- Born: November 23, 1894 Swainsboro, Georgia
- Died: May 18, 1963 (aged 68)
- Allegiance: United States
- Branch: United States Army
- Service years: 1917–1949
- Rank: Brigadier General
- Unit: Georgia National Guard, Netherland East Indies, Southwest Pacific Area
- Commands: Central Signal Corps
- Conflicts: World War I, World War II
- Awards: Legion of Merit
- Spouse: Sena Botswick
- Children: 1

= Calvert Hinton Arnold =

United States Army general

Calvert Hinton Arnold (November 23, 1894 – May 18, 1963) was a Brigadier General in the United States Army during World War II. He was Chief Signal Officer in the Netherlands East Indies and Southwest Pacific. He was Commandant of the Central Signal Corps.

== Early life ==
Arnold was born on November 23, 1894, in Swainsboro, Georgia. He obtained a Bachelor of Science degree from Mercer University in 1915.

== Military career ==
During World War I, Arnold enlisted in the Georgia National Guard. In August 1917, he was commissioned in the infantry. From 1922 to 1927, he returned to Mercer University, obtained a Bachelor of Art degree and graduated from the Army Industrial College. Prior to World War II, Arnold graduated from the General Staff School and Army Staff College.

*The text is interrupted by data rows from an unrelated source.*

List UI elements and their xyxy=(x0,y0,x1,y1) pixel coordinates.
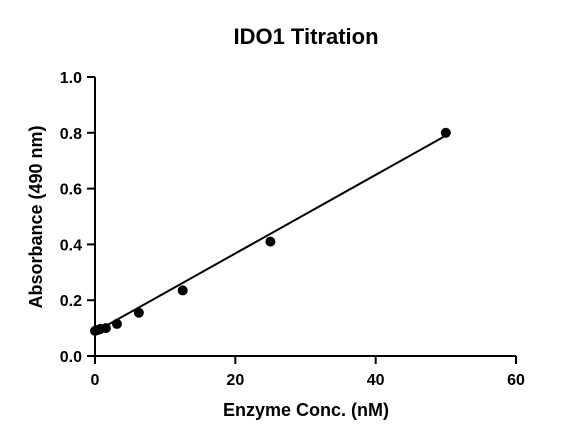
x-axis: 0 20 40 60 xyxy=(87,355,525,389)
x-tick-label: 60 xyxy=(507,372,525,389)
x-axis-label: Enzyme Conc. (nM) xyxy=(223,400,389,420)
fit-line-layer xyxy=(94,134,447,333)
y-axis-label: Absorbance (490 nm) xyxy=(26,125,46,308)
data-point xyxy=(111,318,122,329)
y-tick-label: 0.8 xyxy=(60,126,82,143)
y-tick-label: 0.6 xyxy=(60,182,82,199)
fit-line xyxy=(94,134,447,333)
data-point xyxy=(265,236,276,247)
y-tick-label: 1.0 xyxy=(60,70,82,87)
data-point xyxy=(440,127,451,138)
x-tick-label: 0 xyxy=(91,372,100,389)
data-points-layer xyxy=(90,127,451,336)
y-axis: 0.0 0.2 0.4 0.6 0.8 1.0 xyxy=(60,70,96,366)
data-point xyxy=(133,307,144,318)
x-tick-label: 20 xyxy=(226,372,244,389)
data-point xyxy=(177,285,188,296)
y-tick-label: 0.4 xyxy=(60,237,82,254)
y-tick-label: 0.2 xyxy=(60,293,82,310)
data-point xyxy=(100,323,111,334)
y-tick-label: 0.0 xyxy=(60,349,82,366)
chart-title: IDO1 Titration xyxy=(233,24,378,49)
x-tick-label: 40 xyxy=(367,372,385,389)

During World War II, Arnold was stationed in the Pacific Theater. He was chief signal officer in the Netherlands East Indies and the Southwest Pacific from January 1942 to May 1943. During the middle of the war, he was commandant of the Central Signal Corps from 1943 to 1945. Arnold was promoted to brigadier general in January 1945. As brigadier general, he served in the office of the chief signal officer from 1945 to 1949. For his role, Arnold was awarded the Legion of Merit.

== Later life ==
Arnold retired from service in October 1949.

== Personal life ==
Arnold married Sena Bostwick. Together, they had a child named Sena.

== Death and legacy ==
He died on May 18, 1963. Hinton is buried in Oak Grove Cemetery in Arlington, Georgia.